Thursday, August 12, 1999 Published at 14:27 GMT 15:27 UK
Troubled past of Africa's first republic
Liberia has been returning to normality after years of civil war
By BBC News Online's David Stead
For much of the last 20 years Liberia has been one of the most unstable countries in Africa.
Plagued since the early 1980s by coup attempts and later by civil conflict its economic assets were squandered and rival ethnic fighters outdid each other in brutal savagery.
But two years ago, when Charles Taylor was elected President and included former rivals in his administration, it seemed better times were ahead.
Liberia has always prided itself on being the first independent republic in Africa - it shares with Ethiopia the distinction of being the only African state not to be directly colonised.
Its once flourishing economy relied on exports of rubber, coffee and cocoa and it also has important iron ore, diamond and gold mines.
But much of the country's wealth was plundered during the years of fighting and the government is struggling to regain economic stability.
The settlers formed an Americo-Liberian elite which dominated the country through the long presidencies of William Tubman and William Tolbert.
The wide disparity between the wealthy coastal elites and the rest of the population created civil disunity sparking a military coup led by a member of the Krahn ethnic group, Master Sergeant Samuel Doe in 1980.
President Tolbert was killed and 16 of his senior officials were publicly executed.
Doe promised a return to civilian rule and won a disputed election in 1985, however, he failed to win international acceptance and faced internal insecurity.
On Christmas Eve, 1989, Charles Taylor and his National Patriotic Front of Liberia (NPFL) began a rebel assault from the north-eastern province of Nimba - reaching Monrovia by September 1990.
Three armed groups competed for Monrovia - the NPFL, a breakaway group led by Prince Yormie Johnson and the Armed Forces of Liberia - AFL - remnants of Doe's army.
It was Prince Johnson's forces which captured Doe, and savagely hacked him to death.
From 1990 onwards there was an escalation of war in Liberia, with new rebel groups establishing powerbases throughout the country.
An African peace-keeping force - ECOMOG - of mainly Nigerian soldiers secured Monrovia and made it a relatively safe haven for civilians but rebel groups continued to control wide swathes of land outside the capital.
Charles Taylor established a rival administration in the central town of Gbarnga, complete with its own currency.
New rebel groups
Continued efforts at establishing peace and re-uniting the country failed and a new rebel movement, the United Liberation Movement of Liberia - ULIMO emerged to challenge the NPFL.
The movement later split into two - ULIMO J - led by Roosevelt Johnson, which was mainly Krahn and ULIMO K, led by Alhaji Kromah, which was principally Mandingo.
By 1993 another armed faction had emerged - the Liberia Peace Council (LPC) which battled the NPFL in south-eastern Liberia.
Against a background of painfully slow negotiations and numerous attempts to reach some kind of power-sharing agreement atrocities continued on all sides.
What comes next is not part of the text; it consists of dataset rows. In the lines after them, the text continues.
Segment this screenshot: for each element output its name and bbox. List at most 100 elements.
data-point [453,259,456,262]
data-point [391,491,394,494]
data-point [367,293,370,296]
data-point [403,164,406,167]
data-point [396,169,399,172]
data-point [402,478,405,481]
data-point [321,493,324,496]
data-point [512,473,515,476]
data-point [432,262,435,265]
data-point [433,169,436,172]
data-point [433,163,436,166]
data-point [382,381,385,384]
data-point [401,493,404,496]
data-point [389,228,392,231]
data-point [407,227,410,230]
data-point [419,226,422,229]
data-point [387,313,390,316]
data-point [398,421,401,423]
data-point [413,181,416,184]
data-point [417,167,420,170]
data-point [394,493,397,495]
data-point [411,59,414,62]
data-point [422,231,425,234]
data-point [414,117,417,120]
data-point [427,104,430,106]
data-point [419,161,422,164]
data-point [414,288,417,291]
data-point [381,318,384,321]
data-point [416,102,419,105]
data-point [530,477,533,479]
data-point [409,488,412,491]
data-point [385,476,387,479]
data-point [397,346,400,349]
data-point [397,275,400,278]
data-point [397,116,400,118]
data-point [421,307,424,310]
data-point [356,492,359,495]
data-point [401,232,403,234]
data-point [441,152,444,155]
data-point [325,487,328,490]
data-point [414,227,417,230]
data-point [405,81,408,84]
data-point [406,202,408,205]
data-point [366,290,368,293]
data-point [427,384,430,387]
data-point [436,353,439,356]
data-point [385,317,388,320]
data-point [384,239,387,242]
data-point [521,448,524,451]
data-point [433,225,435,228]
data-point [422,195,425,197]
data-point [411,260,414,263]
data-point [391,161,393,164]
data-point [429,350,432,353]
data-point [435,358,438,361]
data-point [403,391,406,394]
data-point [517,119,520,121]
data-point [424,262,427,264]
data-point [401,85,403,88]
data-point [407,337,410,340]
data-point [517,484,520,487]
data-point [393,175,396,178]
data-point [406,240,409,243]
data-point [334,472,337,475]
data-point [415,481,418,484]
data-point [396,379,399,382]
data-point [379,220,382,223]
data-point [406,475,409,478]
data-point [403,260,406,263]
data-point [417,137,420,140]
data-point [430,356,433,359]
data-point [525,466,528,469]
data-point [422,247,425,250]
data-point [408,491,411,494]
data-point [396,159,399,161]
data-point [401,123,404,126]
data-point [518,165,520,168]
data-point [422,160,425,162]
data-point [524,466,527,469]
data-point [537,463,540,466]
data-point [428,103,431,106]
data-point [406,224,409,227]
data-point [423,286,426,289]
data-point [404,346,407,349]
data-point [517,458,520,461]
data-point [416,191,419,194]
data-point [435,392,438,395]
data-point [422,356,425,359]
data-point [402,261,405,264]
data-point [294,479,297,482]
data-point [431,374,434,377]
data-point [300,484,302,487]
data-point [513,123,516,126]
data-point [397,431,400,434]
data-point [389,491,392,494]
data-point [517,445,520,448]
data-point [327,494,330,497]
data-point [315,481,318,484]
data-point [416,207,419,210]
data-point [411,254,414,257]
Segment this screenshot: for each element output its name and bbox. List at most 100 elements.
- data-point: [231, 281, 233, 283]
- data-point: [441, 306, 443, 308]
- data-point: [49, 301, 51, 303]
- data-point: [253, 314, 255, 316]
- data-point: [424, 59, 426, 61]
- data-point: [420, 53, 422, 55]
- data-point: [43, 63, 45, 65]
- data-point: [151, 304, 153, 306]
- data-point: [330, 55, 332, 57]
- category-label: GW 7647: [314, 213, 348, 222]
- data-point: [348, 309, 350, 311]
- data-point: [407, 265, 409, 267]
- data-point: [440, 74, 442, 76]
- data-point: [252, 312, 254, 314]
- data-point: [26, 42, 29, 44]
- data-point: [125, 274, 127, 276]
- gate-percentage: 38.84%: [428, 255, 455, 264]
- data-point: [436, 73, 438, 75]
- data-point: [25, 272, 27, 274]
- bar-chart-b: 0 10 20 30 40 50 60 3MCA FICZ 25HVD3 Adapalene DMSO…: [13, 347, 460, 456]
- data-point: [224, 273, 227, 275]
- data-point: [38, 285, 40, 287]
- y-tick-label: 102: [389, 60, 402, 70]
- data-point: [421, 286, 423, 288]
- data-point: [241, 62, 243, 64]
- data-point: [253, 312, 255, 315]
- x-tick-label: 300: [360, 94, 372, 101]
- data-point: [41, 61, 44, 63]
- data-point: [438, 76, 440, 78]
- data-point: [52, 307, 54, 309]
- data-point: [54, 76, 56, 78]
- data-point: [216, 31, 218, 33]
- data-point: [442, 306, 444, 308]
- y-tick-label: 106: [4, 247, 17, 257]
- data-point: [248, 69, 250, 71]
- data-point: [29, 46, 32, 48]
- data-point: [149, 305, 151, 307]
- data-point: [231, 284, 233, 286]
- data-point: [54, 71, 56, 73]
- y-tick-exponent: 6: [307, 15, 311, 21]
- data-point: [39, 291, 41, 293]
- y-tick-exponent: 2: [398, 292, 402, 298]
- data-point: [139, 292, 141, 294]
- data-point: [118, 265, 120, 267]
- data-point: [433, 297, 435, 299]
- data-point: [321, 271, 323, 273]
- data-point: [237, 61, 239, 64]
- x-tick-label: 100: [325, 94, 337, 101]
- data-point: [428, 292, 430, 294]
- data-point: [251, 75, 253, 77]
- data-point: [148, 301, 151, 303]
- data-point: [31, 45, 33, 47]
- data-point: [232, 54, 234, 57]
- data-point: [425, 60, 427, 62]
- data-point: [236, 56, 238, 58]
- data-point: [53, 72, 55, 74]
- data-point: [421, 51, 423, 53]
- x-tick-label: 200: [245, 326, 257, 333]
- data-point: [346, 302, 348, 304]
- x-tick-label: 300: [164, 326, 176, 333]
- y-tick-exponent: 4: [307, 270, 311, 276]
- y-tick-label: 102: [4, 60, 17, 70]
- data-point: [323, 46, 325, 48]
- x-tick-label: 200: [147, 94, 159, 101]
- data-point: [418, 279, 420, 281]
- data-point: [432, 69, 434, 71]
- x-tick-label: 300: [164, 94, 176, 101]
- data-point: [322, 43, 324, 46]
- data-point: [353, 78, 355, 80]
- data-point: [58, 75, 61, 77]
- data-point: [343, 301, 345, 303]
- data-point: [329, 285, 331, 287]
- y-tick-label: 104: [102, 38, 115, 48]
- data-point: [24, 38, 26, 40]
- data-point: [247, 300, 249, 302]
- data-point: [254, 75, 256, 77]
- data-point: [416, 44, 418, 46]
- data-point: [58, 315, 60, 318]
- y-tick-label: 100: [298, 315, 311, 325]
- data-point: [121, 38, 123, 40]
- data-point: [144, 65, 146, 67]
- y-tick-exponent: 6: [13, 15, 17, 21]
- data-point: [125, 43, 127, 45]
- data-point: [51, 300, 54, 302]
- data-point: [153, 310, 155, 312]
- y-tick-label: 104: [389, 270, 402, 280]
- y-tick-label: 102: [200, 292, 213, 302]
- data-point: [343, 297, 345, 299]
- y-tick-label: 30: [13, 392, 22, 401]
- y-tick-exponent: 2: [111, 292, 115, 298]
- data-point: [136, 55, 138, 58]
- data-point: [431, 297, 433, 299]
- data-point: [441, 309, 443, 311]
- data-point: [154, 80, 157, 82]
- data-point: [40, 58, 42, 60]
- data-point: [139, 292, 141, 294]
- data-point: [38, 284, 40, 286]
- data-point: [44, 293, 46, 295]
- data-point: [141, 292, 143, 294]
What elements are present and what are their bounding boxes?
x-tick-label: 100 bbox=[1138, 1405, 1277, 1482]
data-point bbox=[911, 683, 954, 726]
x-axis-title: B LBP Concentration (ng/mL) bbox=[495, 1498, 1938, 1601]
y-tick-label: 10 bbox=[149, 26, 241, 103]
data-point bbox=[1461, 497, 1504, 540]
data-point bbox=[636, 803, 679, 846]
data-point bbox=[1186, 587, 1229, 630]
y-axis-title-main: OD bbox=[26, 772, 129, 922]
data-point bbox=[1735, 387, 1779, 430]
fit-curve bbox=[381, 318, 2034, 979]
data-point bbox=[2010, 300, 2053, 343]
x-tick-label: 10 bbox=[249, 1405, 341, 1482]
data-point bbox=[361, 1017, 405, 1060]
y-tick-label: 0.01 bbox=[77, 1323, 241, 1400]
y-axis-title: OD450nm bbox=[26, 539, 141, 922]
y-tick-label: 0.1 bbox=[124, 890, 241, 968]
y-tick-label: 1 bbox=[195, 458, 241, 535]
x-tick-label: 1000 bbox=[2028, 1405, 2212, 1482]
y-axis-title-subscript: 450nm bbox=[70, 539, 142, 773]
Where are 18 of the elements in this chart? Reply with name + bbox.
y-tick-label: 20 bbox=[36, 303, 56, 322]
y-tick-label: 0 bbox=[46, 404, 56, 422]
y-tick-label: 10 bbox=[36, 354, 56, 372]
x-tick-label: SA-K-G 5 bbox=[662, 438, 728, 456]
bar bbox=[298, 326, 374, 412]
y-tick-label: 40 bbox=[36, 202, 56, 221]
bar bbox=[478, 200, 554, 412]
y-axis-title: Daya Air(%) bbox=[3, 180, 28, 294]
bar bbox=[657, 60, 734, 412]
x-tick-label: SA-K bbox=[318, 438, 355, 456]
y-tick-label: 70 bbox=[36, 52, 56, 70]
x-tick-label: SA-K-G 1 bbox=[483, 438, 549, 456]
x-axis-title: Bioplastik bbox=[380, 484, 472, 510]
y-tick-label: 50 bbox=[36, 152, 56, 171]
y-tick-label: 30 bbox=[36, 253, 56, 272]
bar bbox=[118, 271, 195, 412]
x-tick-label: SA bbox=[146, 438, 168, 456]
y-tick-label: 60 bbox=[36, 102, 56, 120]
Each step towards peace seemed to reach an impasse resulting in renewed conflict.
In April 1996, fighting erupted in central Monrovia and 40 Lebanese and 25 Nigerians were seized as US warships headed for the region
Although hostilities continued the ceasefire generally held and rebel fighters slowly began to disarm, returning to Monrovia after years in the bush.
After many last minute hitches on 19 July 1997 Liberia finally went to the polls - with Charles Taylor securing an outright victory.
Shortly after his inaugeration, President Taylor accused ULIMO-K of re-assembling in Sierra Leone with the aim of destabilising his government.
Monrovia, after several troubled years, is now essentially calm, but the government still has much to do to make Liberia an economically effective and politically stable nation.
The porous borders of troubled west African countries, populated by displaced people and disgruntled former rebels are likely to prove a source of ferment for the forseeable future.